I’m sorry but at the root of the problem is the lack of education that allowed those folks, his backers, to get him elected. At their core they are not smart. Not smart enough to know when someone is lying to their face, …and that isn’t book smarts. That takes a deeper level of contemplation than wrote memorization of math rules or poems for English class! Those folks don’t have the capacity, and that is exactly how the republicans want them.
Your point is accurate, that honing in on their poor grammatical or spelling capacity doesn’t make inroads with them, and that ad hominem attacks are counter productive at converting someone to your side in an argument. However, my point is that one in such a situation should seriously consider wasting their time further in conversing with the challenged person.
Case in point: Listening to NPR lately has become such a chore because of their excessive use of improper grammar. It doesn’t inform the listener or improve their story when they: “so-and-so, he…” or “so-and-so, she…” and it indicates a lack of rigor, as do the spelling mistakes. (Assuming they’re not created by fat fingers on the infernally tiny smart phone keyboards, or by the stupid phones themselves thinking they know what word we meant better than we the authors and go changing it, …much to our surprise, after posting!).

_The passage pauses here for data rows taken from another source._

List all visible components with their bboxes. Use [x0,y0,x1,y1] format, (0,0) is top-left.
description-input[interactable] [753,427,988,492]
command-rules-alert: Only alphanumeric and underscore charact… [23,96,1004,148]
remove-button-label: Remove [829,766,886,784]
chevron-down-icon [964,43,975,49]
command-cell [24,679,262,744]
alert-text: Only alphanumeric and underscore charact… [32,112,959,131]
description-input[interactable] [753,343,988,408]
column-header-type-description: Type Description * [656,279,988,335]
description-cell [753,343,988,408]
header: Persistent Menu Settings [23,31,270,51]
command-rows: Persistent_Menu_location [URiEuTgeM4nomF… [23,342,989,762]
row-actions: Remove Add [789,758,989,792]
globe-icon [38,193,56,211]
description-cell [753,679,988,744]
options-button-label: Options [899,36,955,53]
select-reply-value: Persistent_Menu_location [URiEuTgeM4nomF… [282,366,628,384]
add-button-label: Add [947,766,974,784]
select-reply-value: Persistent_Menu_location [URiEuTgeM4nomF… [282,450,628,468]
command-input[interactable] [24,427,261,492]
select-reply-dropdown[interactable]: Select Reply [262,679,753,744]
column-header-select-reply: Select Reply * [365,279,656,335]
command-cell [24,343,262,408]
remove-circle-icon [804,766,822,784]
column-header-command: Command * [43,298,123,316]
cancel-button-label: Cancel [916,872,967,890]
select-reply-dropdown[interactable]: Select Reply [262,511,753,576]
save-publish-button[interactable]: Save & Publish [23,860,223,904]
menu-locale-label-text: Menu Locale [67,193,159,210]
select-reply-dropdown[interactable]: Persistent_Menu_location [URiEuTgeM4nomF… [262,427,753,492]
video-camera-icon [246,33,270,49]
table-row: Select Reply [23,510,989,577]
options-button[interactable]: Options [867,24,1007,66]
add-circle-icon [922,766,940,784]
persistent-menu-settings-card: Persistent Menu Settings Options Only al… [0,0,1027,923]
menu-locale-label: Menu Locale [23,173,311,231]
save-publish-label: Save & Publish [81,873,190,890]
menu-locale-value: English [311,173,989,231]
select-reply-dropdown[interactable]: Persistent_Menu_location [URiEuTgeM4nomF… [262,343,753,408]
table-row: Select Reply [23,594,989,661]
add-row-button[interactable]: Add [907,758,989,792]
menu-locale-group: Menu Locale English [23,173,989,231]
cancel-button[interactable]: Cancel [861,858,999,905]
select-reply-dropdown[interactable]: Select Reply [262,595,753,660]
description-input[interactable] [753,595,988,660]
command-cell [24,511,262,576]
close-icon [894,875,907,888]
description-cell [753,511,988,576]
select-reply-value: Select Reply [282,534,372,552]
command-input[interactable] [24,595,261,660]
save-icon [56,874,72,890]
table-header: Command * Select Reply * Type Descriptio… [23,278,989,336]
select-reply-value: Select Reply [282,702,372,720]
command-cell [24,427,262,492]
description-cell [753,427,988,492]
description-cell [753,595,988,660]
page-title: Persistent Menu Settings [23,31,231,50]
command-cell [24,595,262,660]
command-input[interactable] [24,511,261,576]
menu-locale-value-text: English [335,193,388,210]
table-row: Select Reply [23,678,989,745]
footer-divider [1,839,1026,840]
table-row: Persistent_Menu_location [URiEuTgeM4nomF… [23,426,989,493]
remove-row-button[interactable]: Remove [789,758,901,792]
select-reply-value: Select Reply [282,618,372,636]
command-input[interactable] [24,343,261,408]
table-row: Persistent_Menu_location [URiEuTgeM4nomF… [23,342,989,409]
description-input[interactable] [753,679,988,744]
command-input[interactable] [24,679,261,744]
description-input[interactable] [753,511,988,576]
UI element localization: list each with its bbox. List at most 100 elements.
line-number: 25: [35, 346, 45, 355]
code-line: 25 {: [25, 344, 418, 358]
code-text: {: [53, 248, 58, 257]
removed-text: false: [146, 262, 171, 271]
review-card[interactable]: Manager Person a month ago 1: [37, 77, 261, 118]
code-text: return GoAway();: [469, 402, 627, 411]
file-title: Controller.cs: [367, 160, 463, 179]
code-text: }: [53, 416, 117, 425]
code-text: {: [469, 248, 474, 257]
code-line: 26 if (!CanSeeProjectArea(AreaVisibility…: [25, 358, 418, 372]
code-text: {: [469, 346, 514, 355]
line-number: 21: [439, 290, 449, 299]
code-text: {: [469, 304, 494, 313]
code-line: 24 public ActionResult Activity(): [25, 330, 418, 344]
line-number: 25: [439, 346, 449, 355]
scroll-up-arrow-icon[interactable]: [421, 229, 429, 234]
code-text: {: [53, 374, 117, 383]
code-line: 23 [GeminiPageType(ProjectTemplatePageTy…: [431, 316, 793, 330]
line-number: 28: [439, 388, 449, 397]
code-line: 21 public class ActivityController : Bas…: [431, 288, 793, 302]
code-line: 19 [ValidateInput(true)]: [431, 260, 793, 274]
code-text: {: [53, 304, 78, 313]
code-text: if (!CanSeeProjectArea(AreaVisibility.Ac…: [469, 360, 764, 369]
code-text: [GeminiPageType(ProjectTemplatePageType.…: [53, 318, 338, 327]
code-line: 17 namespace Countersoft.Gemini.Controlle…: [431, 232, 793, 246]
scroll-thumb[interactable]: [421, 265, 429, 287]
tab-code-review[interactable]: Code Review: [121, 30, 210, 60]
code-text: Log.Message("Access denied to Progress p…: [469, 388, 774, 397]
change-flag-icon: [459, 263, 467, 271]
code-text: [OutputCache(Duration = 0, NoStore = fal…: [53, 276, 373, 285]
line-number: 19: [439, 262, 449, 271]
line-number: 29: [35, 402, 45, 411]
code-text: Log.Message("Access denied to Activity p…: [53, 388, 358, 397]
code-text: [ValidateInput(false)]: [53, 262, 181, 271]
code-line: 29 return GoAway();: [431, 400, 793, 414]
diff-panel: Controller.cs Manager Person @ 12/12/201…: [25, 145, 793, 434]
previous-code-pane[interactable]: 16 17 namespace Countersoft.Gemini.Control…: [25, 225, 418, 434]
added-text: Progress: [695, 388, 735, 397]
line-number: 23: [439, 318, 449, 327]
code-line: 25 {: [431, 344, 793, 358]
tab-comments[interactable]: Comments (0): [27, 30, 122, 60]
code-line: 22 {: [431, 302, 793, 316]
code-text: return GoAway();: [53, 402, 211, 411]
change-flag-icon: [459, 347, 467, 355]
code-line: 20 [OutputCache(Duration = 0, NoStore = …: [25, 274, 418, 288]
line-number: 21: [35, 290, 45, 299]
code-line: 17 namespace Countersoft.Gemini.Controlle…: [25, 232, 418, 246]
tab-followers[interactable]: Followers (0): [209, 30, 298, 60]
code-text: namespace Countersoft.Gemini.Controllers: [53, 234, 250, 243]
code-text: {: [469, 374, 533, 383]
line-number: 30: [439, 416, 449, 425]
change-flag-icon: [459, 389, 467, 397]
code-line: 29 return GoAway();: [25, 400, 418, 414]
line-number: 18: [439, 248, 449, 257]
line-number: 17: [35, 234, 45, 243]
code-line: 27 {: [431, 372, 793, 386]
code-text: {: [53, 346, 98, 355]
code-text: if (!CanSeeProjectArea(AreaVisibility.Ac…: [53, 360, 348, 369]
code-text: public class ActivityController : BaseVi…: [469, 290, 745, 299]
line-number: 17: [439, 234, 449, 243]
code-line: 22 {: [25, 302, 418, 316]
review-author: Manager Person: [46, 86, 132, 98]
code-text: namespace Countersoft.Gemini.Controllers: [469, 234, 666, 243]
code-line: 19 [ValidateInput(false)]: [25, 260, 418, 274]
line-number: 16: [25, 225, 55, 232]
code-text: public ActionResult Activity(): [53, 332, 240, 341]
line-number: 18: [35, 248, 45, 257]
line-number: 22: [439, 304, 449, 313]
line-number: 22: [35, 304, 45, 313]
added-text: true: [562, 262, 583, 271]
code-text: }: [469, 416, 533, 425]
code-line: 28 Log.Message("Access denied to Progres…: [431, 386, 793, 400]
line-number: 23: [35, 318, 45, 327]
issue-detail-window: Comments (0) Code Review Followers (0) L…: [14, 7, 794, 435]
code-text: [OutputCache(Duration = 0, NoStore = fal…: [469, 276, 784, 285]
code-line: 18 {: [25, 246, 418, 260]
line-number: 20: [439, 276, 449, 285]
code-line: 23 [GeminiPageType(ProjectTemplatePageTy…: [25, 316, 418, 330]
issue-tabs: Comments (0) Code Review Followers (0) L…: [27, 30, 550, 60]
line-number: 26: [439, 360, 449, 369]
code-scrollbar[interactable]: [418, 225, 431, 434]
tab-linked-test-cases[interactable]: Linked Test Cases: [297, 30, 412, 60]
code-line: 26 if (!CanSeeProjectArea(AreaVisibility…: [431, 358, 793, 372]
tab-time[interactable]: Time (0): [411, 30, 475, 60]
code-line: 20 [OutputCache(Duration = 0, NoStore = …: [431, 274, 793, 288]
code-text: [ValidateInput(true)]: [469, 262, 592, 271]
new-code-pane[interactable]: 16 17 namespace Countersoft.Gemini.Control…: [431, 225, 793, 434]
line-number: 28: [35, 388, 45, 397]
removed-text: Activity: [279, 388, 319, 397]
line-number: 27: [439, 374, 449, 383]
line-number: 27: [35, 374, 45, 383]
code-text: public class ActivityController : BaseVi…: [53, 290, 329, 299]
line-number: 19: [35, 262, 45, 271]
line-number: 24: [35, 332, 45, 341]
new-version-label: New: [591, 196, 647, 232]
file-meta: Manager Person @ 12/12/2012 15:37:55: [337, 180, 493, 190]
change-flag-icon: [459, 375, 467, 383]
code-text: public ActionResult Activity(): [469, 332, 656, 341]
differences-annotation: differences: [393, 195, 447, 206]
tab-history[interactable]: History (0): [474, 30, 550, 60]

A lack of rigor in communication, and by extension, …in thought. The interviewers never ask the really difficult questions that being better informed would enable. They don’t exercise the rigor to seek out the progressive position and the idiotic regressive position. They allow opinion to be spoken unchallenged. My indictment is that they never seem to have a command of any subject enough to challenge statements made by their interviewees.